クラスター「確度高い」合唱団、密閉空間で練習か

2020年03月26日 07:59

 「どの経路で感染が広がったか分かっていない」。岐阜県可児市の合唱団内の感染者が5人に上り、さらにスポーツジムという別集団内での感染も新たに確認された25日、県健康福祉部の担当者は深刻さが増す事態を厳しい表情で説明した。

 県によると、合唱団の5人はいずれも発症後は練習に参加しておらず、誰から誰に感染が広がったのか分かっていない。県は、他の地域の保健所職員を可児市に集めて調査を強化しているといい、担当者は「クラスター(感染者集団)である確度は高い。合唱団の残りの人の調査や検査に全力を挙げる」と述べた。
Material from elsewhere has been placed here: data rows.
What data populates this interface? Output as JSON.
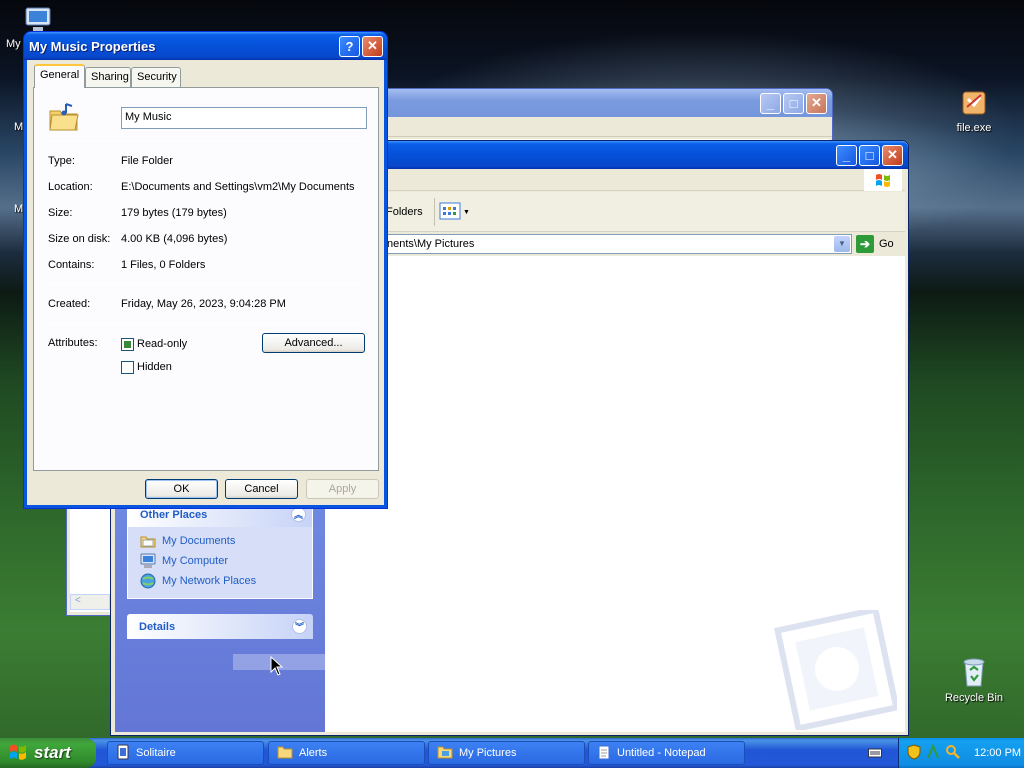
{
  "desktop": {
    "icons": [
      {
        "label": "file.exe",
        "icon": "exe-icon"
      },
      {
        "label": "Recycle Bin",
        "icon": "recycle-bin-icon"
      },
      {
        "label": "My",
        "icon": "computer-icon"
      },
      {
        "label": "M",
        "icon": "partial-icon"
      },
      {
        "label": "M",
        "icon": "partial-icon"
      }
    ]
  },
  "dialog": {
    "title": "My Music Properties",
    "help_btn": "?",
    "close_btn": "✕",
    "tabs": [
      "General",
      "Sharing",
      "Security"
    ],
    "name_value": "My Music",
    "fields": [
      {
        "label": "Type:",
        "value": "File Folder"
      },
      {
        "label": "Location:",
        "value": "E:\\Documents and Settings\\vm2\\My Documents"
      },
      {
        "label": "Size:",
        "value": "179 bytes (179 bytes)"
      },
      {
        "label": "Size on disk:",
        "value": "4.00 KB (4,096 bytes)"
      },
      {
        "label": "Contains:",
        "value": "1 Files, 0 Folders"
      }
    ],
    "created_label": "Created:",
    "created_value": "Friday, May 26, 2023, 9:04:28 PM",
    "attributes_label": "Attributes:",
    "readonly_label": "Read-only",
    "readonly_checked": true,
    "hidden_label": "Hidden",
    "hidden_checked": false,
    "advanced_btn": "Advanced...",
    "ok_btn": "OK",
    "cancel_btn": "Cancel",
    "apply_btn": "Apply"
  },
  "explorer": {
    "min_btn": "_",
    "max_btn": "□",
    "close_btn": "✕",
    "folders_label": "Folders",
    "address_value": "nents\\My Pictures",
    "go_label": "Go",
    "other_places": {
      "title": "Other Places",
      "items": [
        {
          "label": "My Documents",
          "icon": "my-documents-icon"
        },
        {
          "label": "My Computer",
          "icon": "my-computer-icon"
        },
        {
          "label": "My Network Places",
          "icon": "network-places-icon"
        }
      ]
    },
    "details_title": "Details"
  },
  "taskbar": {
    "start_label": "start",
    "items": [
      {
        "label": "Solitaire",
        "icon": "solitaire-icon"
      },
      {
        "label": "Alerts",
        "icon": "folder-icon"
      },
      {
        "label": "My Pictures",
        "icon": "pictures-icon"
      },
      {
        "label": "Untitled - Notepad",
        "icon": "notepad-icon"
      }
    ],
    "clock": "12:00 PM"
  }
}
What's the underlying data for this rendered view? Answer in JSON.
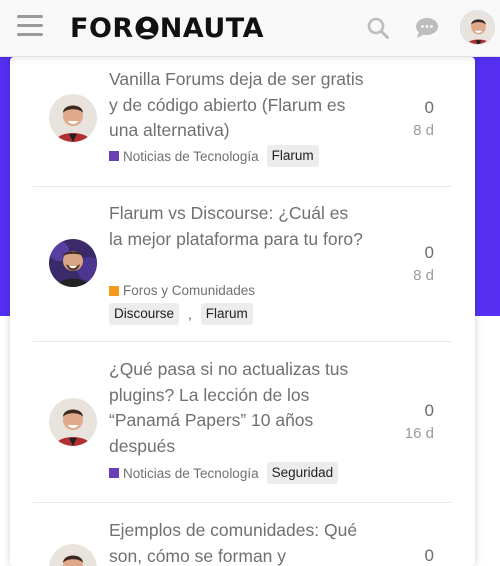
{
  "header": {
    "logo_text_left": "FOR",
    "logo_text_right": "NAUTA",
    "logo_full": "FORONAUTA",
    "icons": [
      "hamburger-icon",
      "search-icon",
      "chat-icon",
      "user-avatar"
    ]
  },
  "colors": {
    "accent": "#5530f2",
    "category_tecnologia": "#6a3fb5",
    "category_foros": "#f39a1d"
  },
  "discussions": [
    {
      "title": "Vanilla Forums deja de ser gratis y de código abierto (Flarum es una alternativa)",
      "category": "Noticias de Tecnología",
      "tags": [
        "Flarum"
      ],
      "replies": "0",
      "ago": "8 d"
    },
    {
      "title": "Flarum vs Discourse: ¿Cuál es la mejor plataforma para tu foro?",
      "category": "Foros y Comunidades",
      "tags": [
        "Discourse",
        "Flarum"
      ],
      "separator": ",",
      "replies": "0",
      "ago": "8 d"
    },
    {
      "title": "¿Qué pasa si no actualizas tus plugins? La lección de los “Panamá Papers” 10 años después",
      "category": "Noticias de Tecnología",
      "tags": [
        "Seguridad"
      ],
      "replies": "0",
      "ago": "16 d"
    },
    {
      "title": "Ejemplos de comunidades: Qué son, cómo se forman y",
      "replies": "0"
    }
  ]
}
 合唱団は週1回、2時間の練習を市の公民館施設で行っており、若年層から高齢者まで幅広い世代が参加していたという。愛好家の憩いと練習の場が、政府の専門家会議が感染を回避すべきとした3条件「換気の悪い密閉空間」「近距離での会話」「人混み」に当たった可能性もある。

 市は25日、公共施設などの貸し出し中止を4月7日までとするなど、対応に追われた。最初に感染が確認された70代夫婦が参加していた別のサークルのメンバーにも症状がある人が1人いるという。感染経路も、感染の広がりも見通せない状況となってきた。